For many employees, it’s important to see their job has growth potential and that their employer is willing to invest in their development. For this component, employers can include things like:
- Technical training
- Opportunities for promotions
- Working abroad
- Mentor programs
- Sponsored courses (can range from simple certification courses to further education such as a Master’s degree)
For companies unable to offer competitive salaries focusing efforts on career development can save you from losing out on top talent.
This component of your EVP addresses what factors go into making a positive work environment. This can look like:
- Work-life balance
- Recognition programs
- Team building
- Flexible working hours
- Workspace design
A suitable working environment is imperative to employee success. Having to consciously invest time, money and effort into creating such a space, employers can actively contribute to a positive employee experience.
5 Steps to improving your employee value proposition
Review what you currently offer
Figure out what you know and what you don’t know. Start by researching to assess your employer brand. Does your brand represent who you want to be? Now, what do you want to be seen as? Using online employee reviews or speaking with your current team, look for areas of need.
Make a checklist of all the EVP components, go through each item and determine how effective your company offers are. This will help you understand your strengths and weaknesses to focus on those gaps in your EVP moving forward.
Try to remain as objective as possible. It can be easy to stray from that, but relying on employees and fellow colleagues can help you stay accountable.
Who better knows what employees need than the employees themselves? If you genuinely want to better your EVP, your employees, past and present, are your best asset. Collecting feedback from various staff, both long-term and new hires and even former employees can give great insight.

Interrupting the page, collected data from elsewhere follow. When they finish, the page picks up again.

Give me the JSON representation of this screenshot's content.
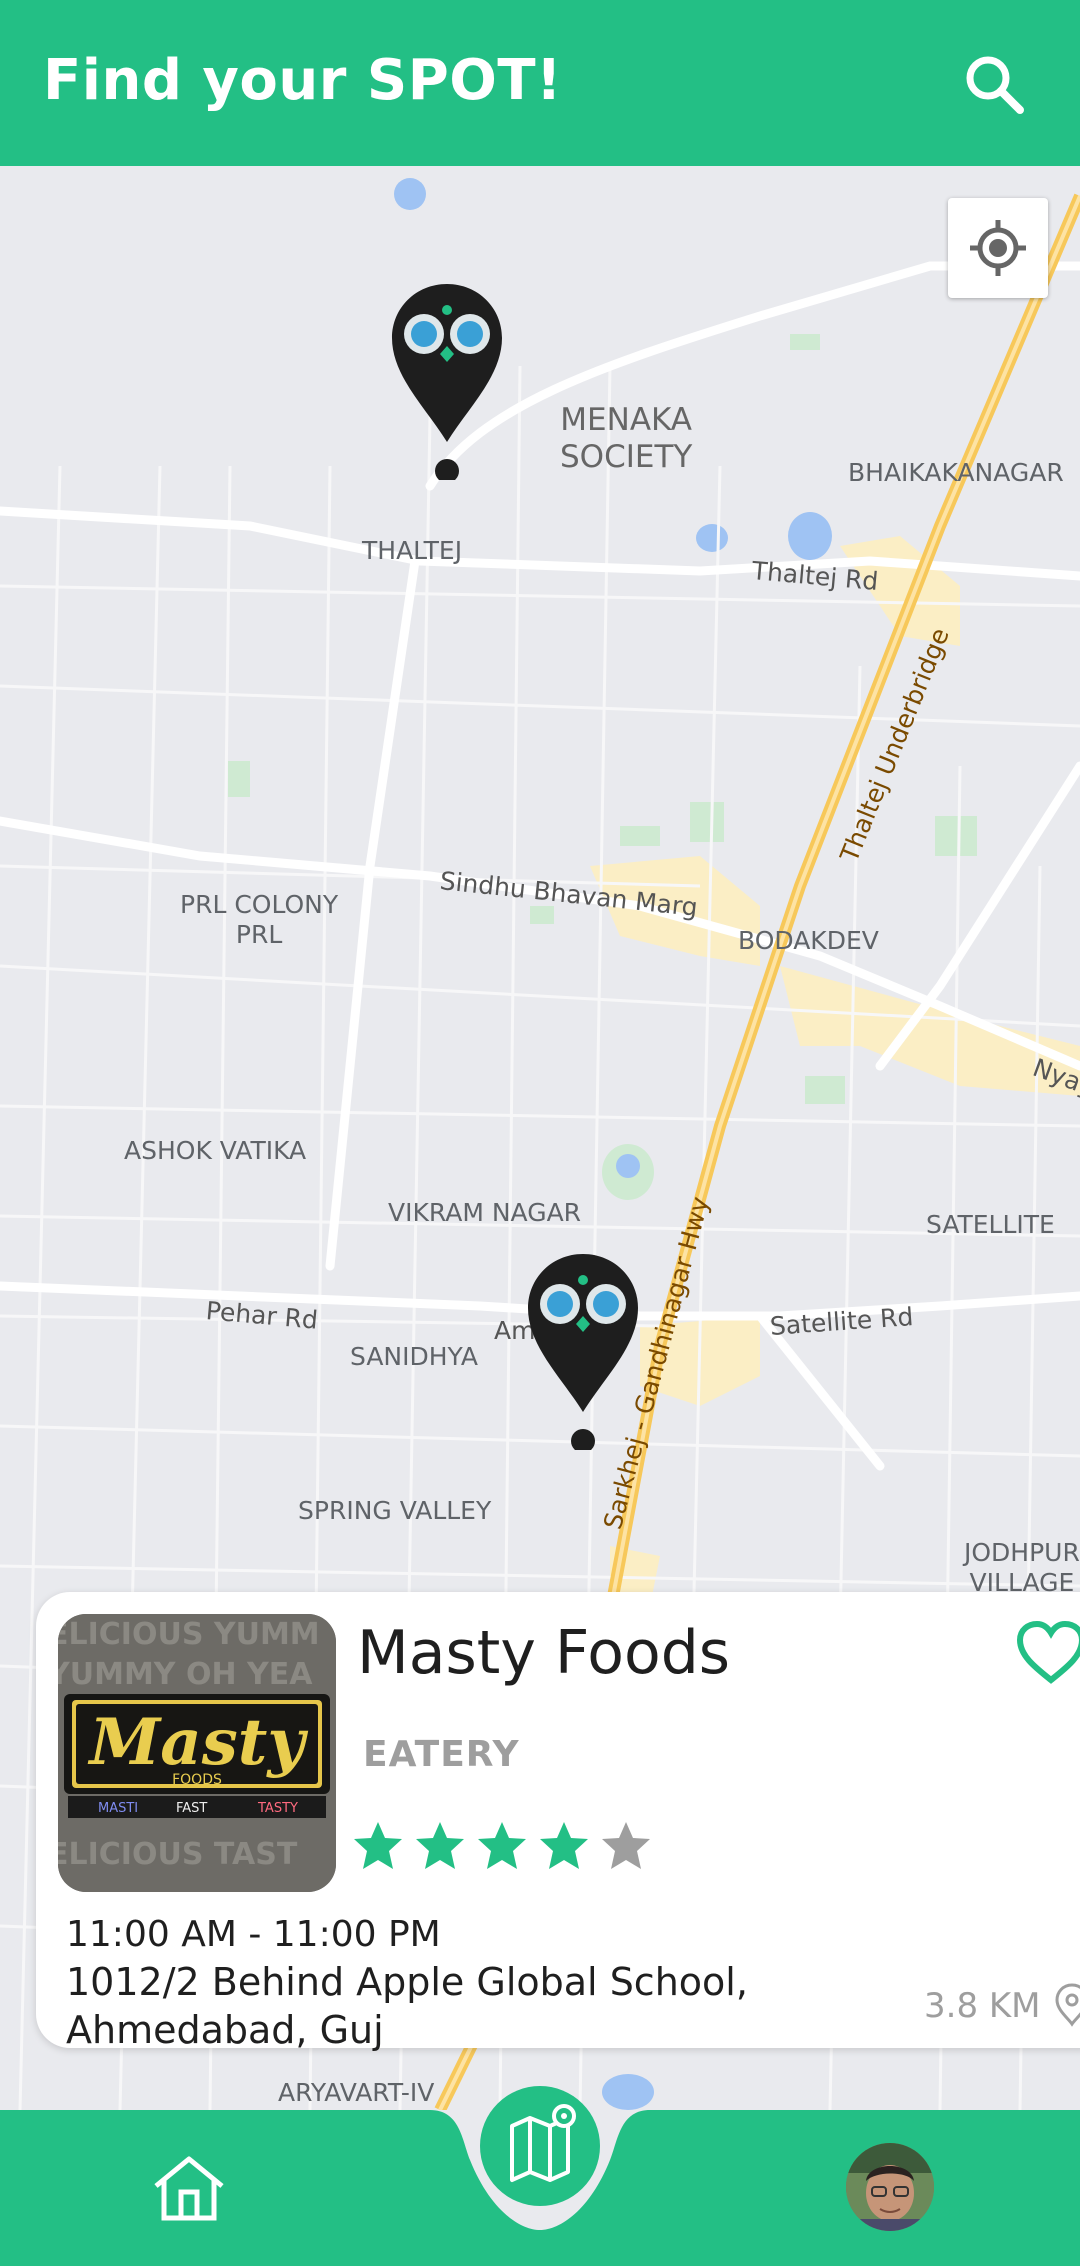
{
  "app_bar": {
    "title": "Find your SPOT!",
    "search_icon": "search-icon",
    "background_color": "#23bf85"
  },
  "map": {
    "labels": {
      "menaka_society": "MENAKA\nSOCIETY",
      "bhaikakanagar": "BHAIKAKANAGAR",
      "thaltej": "THALTEJ",
      "thaltej_rd": "Thaltej Rd",
      "thaltej_underbridge": "Thaltej Underbridge",
      "prl_colony": "PRL COLONY\nPRL",
      "sindhu_bhavan_marg": "Sindhu Bhavan Marg",
      "bodakdev": "BODAKDEV",
      "nyay": "Nyay",
      "ashok_vatika": "ASHOK VATIKA",
      "vikram_nagar": "VIKRAM NAGAR",
      "satellite": "SATELLITE",
      "pehar_rd": "Pehar Rd",
      "am": "Am",
      "sanidhya": "SANIDHYA",
      "satellite_rd": "Satellite Rd",
      "sg_highway": "Sarkhej - Gandhinagar Hwy",
      "spring_valley": "SPRING VALLEY",
      "jodhpur_village": "JODHPUR\nVILLAGE",
      "aryavart": "ARYAVART-IV"
    },
    "locate_icon": "my-location-icon",
    "pins": [
      "spot-pin",
      "spot-pin"
    ]
  },
  "spot": {
    "name": "Masty Foods",
    "category": "EATERY",
    "rating": 4,
    "rating_max": 5,
    "hours": "11:00 AM - 11:00 PM",
    "address": "1012/2 Behind Apple Global School,\nAhmedabad, Guj",
    "distance": "3.8 KM",
    "thumb": {
      "logo_main": "Masty",
      "logo_sub": "FOODS",
      "tagline_1": "MASTI",
      "tagline_2": "FAST",
      "tagline_3": "TASTY"
    },
    "accent_color": "#23bf85",
    "star_off_color": "#9e9e9e"
  },
  "bottom_nav": {
    "home_icon": "home-icon",
    "map_icon": "map-icon",
    "avatar": "profile-avatar"
  }
}
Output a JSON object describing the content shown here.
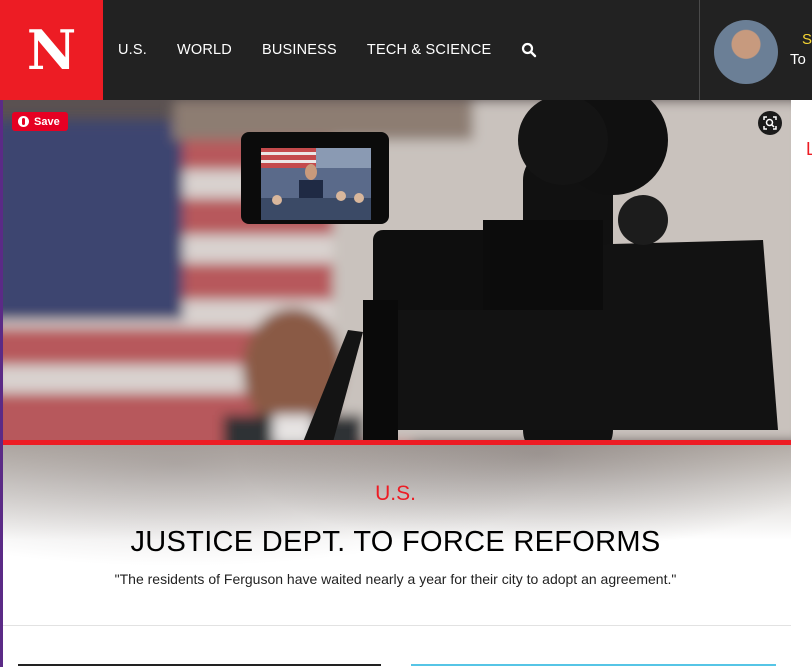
{
  "header": {
    "logo_letter": "N",
    "nav": [
      "U.S.",
      "WORLD",
      "BUSINESS",
      "TECH & SCIENCE"
    ],
    "promo_line1": "S",
    "promo_line2": "To"
  },
  "hero": {
    "pin_label": "Save"
  },
  "article": {
    "section": "U.S.",
    "headline": "JUSTICE DEPT. TO FORCE REFORMS",
    "dek": "\"The residents of Ferguson have waited nearly a year for their city to adopt an agreement.\""
  },
  "sidebar": {
    "partial_letter": "L"
  },
  "colors": {
    "brand_red": "#ed1c24",
    "header_bg": "#222222",
    "promo_yellow": "#f7d633",
    "card_accent": "#56c5e6"
  }
}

There are a variety of ways you can conduct your research. You can do this through anonymous surveys, stay interviews, employee focus groups and many other methods. With whatever method you choose, you want to understand what motivates your employees, what leads them to accept your job offer, why they come to work every day and so on. Incorporating all this feedback, you can craft a job description and EVP and hopefully attract some new talent.
Define key components
Now that you’ve done the research, it’s time to evaluate and define each component of your EVP. When sorting through your findings, try to answer questions like:
- What is an ideal work environment for my target candidate?
- What salary range and benefits will appeal to my target candidates?
- What kind of career advancement opportunities are my target audience looking for?
- Does my company reflect the communities we serve? Do all employees feel welcomed at work?
- How is the company’s work culture perceived? Does this align with our current goals?
Unfortunately, your EVP isn’t one-size-fits-all. Two individuals in different stages of their careers are probably motivated by different EVP factors. Creating one EVP probably won’t be effective, so consider segmenting your EVP based on roles and levels.
Write and promote
Now that you’ve figured out what you’re offering, it’s now time to put it all together. Translate each offering into EVP statements. Do this in a way that’s relevant and understandable to job seekers. Keep your statements concise but be consistent with your branding.
To reap the benefits, you need to promote your EVP. Social media is always a safe bet if you want to reach many people quickly. You can also choose to boost your EVP on your website’s careers page, job postings etc. Whatever channel you use, concentrate on creating impactful connections with your audience.
Monitor your EVP
After launching your new EVP, continue to gather feedback, whether it’s through employee focus groups or social media engagement.
Over time employees’ expectations can change. Currently, it’s all about work-life balance and flexible work styles, but in 10 years, it could be something else.
Adapting your EVP to align with job market trends and candidate behaviour will help you retain and acquire talent that could have been missed otherwise.